Lab testing is a great medical tool that doctors use multiple times a day. Patients come in saying my labs show this or that and ask if I can fix them as the doctor. First of all, not all labs tell us what is actually going on. For example, I had a patient who went from walking to a wheelchair in 6 months. The labs were fine. Nothing we were doing helped so we sent him to a neurologist who was a nerve specialist. He said the patient was suffering from Lou Gehrig’s disease which is a very debilitating disease that makes you weaker and weaker. The nerves stop firing and they can die. He said we had overdosed the patient on B12. The patient came back and he did not look like a Lou Gehrig’s type of patient so we looked at him genetically and we realized that he had plenty of B12 in the blood but none in his cells because he has a TCN-2 genetic defect that meant he could not get B12 into a cell. Four weeks later he is walking and just fine. You see just because a lab is so called normal or abnormal doesn’t necessarily mean that it is the problem. He was not overdosed on B12 but was actually dying because of no B12 in his cells. A number of lab tests show how much of a substance is in the blood but not in a cell.
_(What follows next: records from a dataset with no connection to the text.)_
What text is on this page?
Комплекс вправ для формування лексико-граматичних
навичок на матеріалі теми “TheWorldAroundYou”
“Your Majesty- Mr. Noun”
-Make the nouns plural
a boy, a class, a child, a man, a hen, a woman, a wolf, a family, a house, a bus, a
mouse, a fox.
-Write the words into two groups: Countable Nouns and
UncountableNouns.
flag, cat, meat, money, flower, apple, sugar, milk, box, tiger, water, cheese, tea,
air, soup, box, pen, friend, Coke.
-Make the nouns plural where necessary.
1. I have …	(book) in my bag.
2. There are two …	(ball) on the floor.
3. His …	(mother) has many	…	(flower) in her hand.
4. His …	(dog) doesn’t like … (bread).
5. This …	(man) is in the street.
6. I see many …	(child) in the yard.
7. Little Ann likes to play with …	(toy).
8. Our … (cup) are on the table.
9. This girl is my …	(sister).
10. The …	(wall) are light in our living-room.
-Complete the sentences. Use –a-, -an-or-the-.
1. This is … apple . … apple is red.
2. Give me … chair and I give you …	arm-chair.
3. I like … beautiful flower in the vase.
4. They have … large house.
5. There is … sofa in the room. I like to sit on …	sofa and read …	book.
Same thing with thyroid labs. Doctors often order TSH and T4 levels and if all is ok then that means your thyroid is ok. TSH is made in the pituitary gland in the brain and tells the thyroid gland to make T4 and T3 which are the 2 thyroid hormones. These 2 hormones are carried in the blood to 99% of all cells in the body. The thyroid is not called the master gland for nothing. T4 and T3 make hundreds of proteins and enzymes in a cell and cause the mitochondria which is the battery pack in a cell to make energy. There are so many genes involved with how the thyroid hormone works in the cell that if any of them are off or working too fast or slow you can’t make energy. There are no lab tests that can tell us that. Only specialized genetic testing can do that. But there is one test which really tells us what is happening inside your cells, concerning the thyroid, it is the basal body temperature test.
If a patient has blocked arteries i.e. coronary artery disease it is because to have cholesterol build up in an artery mucopolysaccharides will be produced by the body which acts on the matrix for the cholesterol to sit on and block a vessel. A number of European studies have shown that when mucopolysaccharides are reduced the cholesterol can’t stick to an artery. You need adequate thyroid function for this to happen. Thyroid hormones decrease mucopolysaccharides in the arteries. Mucopolysaccharides are felt to be a major cause of a number of diseases i.e. RA, chronic renal disease, depression, anxiety, chronic fatigue, menstrual problems, coronary artery disease, and hypertension. So talk to your doctor and he or she can look at your basal body temperature and tell you if a thyroid issue may be underlying as your labs may not be telling you the true picture of what’s going on in your body.